3.1 Kesimpulan         
1.      Pembangunan MRT sebenarnya masih kurang berdampak bagi warga DKI Jakarta
dikarenakan jumlah volume kendaraan bermotor tidak akan berkurang
2.      MRT diharapkan menjadi sebuah solusi dalam dunia trasnsportasi Indonesia.
3.      Dalam perkembangan berkelanjutan ini, MRT diharapkan mampu untuk memberikan
manfaat bagi warga DKI Jakarta dalam menanggulangi kemacetan yang ada.

3.2 Kritik dan Saran


1.      Upaya-upaya terobosan yang cukup kreatif yang dapat secara tidak langsung menunjang
pengembangan MRT perlu terus dikembangkan. Misalnya, program car free day.

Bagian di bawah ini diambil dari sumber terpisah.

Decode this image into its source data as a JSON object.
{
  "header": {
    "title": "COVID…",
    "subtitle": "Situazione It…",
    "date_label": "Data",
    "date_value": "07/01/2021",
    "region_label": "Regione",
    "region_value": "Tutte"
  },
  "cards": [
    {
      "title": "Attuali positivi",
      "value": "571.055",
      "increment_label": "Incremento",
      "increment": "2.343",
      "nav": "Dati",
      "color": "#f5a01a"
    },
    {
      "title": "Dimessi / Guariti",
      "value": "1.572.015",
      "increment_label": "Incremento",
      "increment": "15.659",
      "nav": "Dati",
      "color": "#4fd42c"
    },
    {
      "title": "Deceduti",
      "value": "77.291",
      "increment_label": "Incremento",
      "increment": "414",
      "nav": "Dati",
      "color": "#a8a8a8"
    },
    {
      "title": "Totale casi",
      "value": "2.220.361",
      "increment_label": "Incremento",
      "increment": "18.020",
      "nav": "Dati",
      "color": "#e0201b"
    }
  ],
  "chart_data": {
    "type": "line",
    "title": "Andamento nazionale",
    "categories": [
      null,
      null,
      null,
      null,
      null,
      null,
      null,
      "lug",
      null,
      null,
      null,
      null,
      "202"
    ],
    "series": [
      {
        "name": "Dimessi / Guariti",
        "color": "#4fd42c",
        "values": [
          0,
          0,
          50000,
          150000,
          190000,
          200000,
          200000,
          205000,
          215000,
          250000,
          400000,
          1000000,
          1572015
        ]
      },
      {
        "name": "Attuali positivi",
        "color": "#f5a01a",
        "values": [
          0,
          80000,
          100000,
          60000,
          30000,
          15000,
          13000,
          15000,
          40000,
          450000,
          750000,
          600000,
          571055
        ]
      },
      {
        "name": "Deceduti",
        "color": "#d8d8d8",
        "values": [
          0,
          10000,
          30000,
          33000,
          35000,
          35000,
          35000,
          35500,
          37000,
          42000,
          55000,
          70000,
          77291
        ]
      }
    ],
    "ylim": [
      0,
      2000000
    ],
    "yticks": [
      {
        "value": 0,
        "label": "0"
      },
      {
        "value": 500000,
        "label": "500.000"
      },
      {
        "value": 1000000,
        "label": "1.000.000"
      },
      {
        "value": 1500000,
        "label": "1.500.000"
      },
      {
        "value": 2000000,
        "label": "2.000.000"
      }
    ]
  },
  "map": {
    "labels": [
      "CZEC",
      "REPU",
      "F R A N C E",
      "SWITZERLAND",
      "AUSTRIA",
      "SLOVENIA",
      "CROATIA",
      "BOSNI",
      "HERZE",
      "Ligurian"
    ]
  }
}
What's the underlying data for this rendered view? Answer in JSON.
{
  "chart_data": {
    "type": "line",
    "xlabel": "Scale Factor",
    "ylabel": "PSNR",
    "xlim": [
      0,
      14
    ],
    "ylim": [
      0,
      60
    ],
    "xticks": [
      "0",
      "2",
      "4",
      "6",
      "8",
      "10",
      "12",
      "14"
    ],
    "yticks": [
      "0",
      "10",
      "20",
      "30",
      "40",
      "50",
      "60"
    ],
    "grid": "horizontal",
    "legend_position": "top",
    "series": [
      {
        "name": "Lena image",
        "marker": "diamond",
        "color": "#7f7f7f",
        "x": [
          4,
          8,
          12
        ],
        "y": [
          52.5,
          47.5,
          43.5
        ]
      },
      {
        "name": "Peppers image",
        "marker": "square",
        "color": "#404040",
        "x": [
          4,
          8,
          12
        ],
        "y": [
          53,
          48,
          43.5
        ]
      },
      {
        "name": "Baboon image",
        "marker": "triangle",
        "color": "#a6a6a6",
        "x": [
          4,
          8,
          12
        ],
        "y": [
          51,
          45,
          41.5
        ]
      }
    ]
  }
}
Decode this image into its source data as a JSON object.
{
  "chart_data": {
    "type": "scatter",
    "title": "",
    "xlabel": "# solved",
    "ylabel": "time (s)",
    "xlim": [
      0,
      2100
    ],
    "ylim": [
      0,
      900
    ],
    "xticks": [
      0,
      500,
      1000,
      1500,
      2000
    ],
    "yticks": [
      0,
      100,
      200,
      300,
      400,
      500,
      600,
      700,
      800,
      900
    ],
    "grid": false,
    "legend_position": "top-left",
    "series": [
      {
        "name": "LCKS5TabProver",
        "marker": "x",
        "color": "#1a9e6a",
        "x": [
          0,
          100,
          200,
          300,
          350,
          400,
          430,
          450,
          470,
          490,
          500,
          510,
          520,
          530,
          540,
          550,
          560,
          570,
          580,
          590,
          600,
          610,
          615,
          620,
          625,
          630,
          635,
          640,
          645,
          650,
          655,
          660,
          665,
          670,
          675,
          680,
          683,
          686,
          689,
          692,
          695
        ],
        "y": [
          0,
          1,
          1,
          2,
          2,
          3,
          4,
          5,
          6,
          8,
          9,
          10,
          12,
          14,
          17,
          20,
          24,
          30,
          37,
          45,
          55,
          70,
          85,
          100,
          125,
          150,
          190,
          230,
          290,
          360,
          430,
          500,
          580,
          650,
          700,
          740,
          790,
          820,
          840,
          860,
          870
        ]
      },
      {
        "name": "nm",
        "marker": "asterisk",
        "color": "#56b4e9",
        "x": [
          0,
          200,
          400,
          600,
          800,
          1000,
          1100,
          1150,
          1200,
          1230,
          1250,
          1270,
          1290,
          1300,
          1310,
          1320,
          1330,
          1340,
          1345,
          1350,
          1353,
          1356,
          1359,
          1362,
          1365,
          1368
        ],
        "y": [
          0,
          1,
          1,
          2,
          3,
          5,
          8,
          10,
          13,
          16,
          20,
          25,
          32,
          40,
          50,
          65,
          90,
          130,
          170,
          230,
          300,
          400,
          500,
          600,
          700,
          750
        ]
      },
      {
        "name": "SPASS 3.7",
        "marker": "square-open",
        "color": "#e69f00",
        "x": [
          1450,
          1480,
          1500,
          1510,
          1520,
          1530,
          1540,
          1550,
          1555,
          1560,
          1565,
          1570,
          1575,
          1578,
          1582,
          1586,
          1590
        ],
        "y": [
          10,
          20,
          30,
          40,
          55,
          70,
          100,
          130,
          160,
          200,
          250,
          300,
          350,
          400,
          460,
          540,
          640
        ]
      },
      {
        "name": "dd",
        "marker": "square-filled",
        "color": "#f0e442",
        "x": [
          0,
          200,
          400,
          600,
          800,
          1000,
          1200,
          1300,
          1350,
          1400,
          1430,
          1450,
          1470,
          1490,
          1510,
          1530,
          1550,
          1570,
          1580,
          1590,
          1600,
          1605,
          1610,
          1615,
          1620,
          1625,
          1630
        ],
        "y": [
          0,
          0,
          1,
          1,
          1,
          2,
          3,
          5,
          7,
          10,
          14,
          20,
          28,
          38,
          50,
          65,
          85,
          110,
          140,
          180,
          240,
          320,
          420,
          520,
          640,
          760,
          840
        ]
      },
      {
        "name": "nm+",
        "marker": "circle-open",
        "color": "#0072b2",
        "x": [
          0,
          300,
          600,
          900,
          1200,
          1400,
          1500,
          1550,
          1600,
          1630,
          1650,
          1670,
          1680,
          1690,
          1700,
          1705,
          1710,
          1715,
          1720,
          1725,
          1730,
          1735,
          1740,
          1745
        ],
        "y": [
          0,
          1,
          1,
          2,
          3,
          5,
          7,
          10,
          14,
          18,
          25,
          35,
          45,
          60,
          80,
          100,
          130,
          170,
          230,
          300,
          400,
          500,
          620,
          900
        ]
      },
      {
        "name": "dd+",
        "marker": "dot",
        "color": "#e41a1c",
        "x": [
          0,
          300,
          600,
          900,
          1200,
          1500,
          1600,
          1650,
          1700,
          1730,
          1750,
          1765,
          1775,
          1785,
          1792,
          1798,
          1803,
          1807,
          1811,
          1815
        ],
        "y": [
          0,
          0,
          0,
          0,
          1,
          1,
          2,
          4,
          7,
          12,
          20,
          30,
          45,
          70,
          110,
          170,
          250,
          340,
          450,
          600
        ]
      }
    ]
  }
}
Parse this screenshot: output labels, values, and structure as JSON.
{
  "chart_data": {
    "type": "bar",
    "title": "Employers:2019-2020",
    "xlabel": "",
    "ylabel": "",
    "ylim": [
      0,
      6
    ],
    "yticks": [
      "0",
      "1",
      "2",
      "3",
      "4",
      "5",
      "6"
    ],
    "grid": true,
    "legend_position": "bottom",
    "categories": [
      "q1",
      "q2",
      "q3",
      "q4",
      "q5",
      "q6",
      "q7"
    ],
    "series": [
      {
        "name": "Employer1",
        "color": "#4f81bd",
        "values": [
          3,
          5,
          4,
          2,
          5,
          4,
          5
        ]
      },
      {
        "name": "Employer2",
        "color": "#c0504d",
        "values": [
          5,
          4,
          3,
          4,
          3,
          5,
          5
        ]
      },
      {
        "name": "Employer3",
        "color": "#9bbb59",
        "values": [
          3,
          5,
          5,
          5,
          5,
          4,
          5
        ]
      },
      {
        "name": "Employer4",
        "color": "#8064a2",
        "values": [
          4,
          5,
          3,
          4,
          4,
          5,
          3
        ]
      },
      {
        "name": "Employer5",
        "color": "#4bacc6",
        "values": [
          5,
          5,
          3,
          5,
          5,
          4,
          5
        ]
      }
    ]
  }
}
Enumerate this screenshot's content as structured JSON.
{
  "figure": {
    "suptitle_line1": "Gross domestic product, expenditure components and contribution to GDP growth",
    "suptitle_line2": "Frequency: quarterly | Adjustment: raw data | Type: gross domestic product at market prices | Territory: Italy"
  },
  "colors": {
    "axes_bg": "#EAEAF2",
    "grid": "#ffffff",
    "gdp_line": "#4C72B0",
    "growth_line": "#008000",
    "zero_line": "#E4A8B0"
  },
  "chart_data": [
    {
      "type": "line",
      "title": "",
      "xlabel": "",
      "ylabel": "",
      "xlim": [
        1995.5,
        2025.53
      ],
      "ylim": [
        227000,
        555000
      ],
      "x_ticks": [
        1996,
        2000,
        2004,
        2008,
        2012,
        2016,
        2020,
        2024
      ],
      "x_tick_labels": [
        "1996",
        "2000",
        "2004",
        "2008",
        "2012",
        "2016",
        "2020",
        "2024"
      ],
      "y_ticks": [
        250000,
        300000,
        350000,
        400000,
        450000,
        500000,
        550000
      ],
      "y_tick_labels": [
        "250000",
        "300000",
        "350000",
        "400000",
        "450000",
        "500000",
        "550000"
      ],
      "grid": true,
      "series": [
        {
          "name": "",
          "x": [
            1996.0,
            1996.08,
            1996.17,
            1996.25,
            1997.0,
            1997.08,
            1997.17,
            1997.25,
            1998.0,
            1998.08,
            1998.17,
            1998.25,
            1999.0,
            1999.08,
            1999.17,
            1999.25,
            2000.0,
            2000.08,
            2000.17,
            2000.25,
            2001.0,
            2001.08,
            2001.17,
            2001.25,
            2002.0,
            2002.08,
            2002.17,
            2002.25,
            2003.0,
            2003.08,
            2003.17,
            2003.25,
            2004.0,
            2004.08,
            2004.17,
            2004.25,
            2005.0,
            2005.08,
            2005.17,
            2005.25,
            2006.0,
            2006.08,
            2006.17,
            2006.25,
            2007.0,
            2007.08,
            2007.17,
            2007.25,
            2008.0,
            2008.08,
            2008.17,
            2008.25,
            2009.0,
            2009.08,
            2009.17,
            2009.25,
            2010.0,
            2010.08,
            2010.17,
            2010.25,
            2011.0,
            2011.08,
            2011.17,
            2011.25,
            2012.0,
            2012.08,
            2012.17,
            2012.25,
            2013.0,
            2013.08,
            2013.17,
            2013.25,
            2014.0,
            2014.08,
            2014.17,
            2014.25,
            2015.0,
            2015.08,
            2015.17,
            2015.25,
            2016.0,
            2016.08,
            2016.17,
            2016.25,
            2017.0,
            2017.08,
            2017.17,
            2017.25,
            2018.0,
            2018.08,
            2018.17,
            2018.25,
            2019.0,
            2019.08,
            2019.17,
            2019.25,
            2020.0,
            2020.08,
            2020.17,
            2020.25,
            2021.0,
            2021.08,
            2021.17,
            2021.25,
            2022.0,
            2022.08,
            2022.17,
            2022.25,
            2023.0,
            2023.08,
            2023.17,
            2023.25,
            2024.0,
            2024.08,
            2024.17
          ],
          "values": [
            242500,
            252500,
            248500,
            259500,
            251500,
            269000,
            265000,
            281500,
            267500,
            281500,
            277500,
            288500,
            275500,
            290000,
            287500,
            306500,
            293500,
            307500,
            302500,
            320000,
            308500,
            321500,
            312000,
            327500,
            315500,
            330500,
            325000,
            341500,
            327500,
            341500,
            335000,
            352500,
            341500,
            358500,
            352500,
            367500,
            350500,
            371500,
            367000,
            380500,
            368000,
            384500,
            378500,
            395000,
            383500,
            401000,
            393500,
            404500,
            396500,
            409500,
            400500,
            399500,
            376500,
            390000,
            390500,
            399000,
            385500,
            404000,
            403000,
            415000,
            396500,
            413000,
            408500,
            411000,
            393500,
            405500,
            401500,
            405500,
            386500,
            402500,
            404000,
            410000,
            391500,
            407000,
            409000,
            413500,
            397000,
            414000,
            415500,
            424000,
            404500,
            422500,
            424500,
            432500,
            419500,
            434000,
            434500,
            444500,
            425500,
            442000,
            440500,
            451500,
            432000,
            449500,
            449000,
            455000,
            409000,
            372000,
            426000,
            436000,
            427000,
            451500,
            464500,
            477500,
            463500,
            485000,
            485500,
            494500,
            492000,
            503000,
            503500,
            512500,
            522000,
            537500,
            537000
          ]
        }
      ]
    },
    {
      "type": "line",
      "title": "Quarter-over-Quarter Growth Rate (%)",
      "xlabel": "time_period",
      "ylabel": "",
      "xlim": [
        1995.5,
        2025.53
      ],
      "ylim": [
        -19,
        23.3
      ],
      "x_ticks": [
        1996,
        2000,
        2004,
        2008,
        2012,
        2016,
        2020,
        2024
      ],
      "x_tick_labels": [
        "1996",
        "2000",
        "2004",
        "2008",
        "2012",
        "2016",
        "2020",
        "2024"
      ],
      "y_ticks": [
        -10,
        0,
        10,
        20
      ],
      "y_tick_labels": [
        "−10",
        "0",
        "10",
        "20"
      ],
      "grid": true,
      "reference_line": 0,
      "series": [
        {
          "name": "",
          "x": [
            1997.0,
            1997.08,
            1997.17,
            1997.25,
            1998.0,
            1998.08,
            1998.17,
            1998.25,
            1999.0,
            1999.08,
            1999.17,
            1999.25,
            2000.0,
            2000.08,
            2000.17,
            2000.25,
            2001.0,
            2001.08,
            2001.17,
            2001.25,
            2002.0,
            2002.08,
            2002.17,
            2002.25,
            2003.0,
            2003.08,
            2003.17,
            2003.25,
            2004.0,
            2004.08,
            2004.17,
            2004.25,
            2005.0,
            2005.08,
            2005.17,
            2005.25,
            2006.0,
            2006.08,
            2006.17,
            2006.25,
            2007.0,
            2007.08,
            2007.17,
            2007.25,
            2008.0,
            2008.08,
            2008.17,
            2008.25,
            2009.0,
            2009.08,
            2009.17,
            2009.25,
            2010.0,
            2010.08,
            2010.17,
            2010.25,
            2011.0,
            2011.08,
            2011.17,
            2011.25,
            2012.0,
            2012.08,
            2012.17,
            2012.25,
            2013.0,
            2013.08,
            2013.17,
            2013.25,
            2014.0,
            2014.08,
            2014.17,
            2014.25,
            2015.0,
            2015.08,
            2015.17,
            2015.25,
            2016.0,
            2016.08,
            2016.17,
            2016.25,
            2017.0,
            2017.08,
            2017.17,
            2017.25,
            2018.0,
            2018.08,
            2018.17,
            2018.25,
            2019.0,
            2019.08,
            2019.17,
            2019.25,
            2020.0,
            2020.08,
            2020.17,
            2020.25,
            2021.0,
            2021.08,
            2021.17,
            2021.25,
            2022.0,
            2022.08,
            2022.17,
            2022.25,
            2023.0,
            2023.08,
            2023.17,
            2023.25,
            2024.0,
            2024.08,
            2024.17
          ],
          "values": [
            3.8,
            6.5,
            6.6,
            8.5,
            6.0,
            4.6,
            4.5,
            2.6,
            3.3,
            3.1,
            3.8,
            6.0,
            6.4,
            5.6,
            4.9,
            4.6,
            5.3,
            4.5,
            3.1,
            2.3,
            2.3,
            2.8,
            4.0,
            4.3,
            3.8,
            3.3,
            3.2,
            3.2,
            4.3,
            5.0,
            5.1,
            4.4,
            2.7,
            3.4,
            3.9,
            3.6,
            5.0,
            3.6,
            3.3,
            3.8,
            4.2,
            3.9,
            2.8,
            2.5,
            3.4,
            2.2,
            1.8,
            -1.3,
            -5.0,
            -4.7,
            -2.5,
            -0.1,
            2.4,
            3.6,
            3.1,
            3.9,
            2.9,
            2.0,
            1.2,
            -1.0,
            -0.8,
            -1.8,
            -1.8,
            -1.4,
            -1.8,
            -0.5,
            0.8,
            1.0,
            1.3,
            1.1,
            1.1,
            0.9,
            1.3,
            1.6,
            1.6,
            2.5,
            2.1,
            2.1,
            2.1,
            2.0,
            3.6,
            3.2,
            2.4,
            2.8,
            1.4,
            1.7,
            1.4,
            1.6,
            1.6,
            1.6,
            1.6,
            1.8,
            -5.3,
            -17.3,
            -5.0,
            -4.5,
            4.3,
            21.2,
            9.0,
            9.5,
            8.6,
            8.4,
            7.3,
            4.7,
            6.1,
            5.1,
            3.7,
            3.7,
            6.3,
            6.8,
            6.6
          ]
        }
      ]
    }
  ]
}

2.      Pemerintah perlu secara konsisten mengelola dampak industri kendaraan melalui misalnya
penerapan pajak yang tinggi dan subsidi BBM yang lebih selektif. 
3.      Dalam kerangka pengembangan MRT yang terpadu, pemerintah harus mulai memikirkan
misalnya sarana angkutan feeder (antara) yang handal yang dapat menghubungkan rute MRT
dengan pusat-pusat permukiman.
4.      Pemerintah juga perlu memperbaiki jalur-jalur pejalan kaki yang menghubungkan halte-
halte dengan pusat-pusat kegiatan.
5.      Pengembangan MRT yang tangguh harus bertahap dan memperhatikan dampak sosial
selama proses transisi.
6.      Pengembangan MRT sebaiknya dimulai dengan yang sederhana seperti busway. Lalu,
seiring dengan bertambah rumitnya sistem pergerakan di suatu kota, program berikutnya
dapat melibatkan moda yang lebih rumit pula seperti monorail, tram, atau subway.
7.      Pemerintah harus memikirkan proses adaptasi dan pengalihan sebagian tenaga kerja dan
pengusaha sektor transportasi secara bertahap melalui peningkatan kapasitas, bantuan
permodalan, ataupun penyediaan lapangan kerja baru.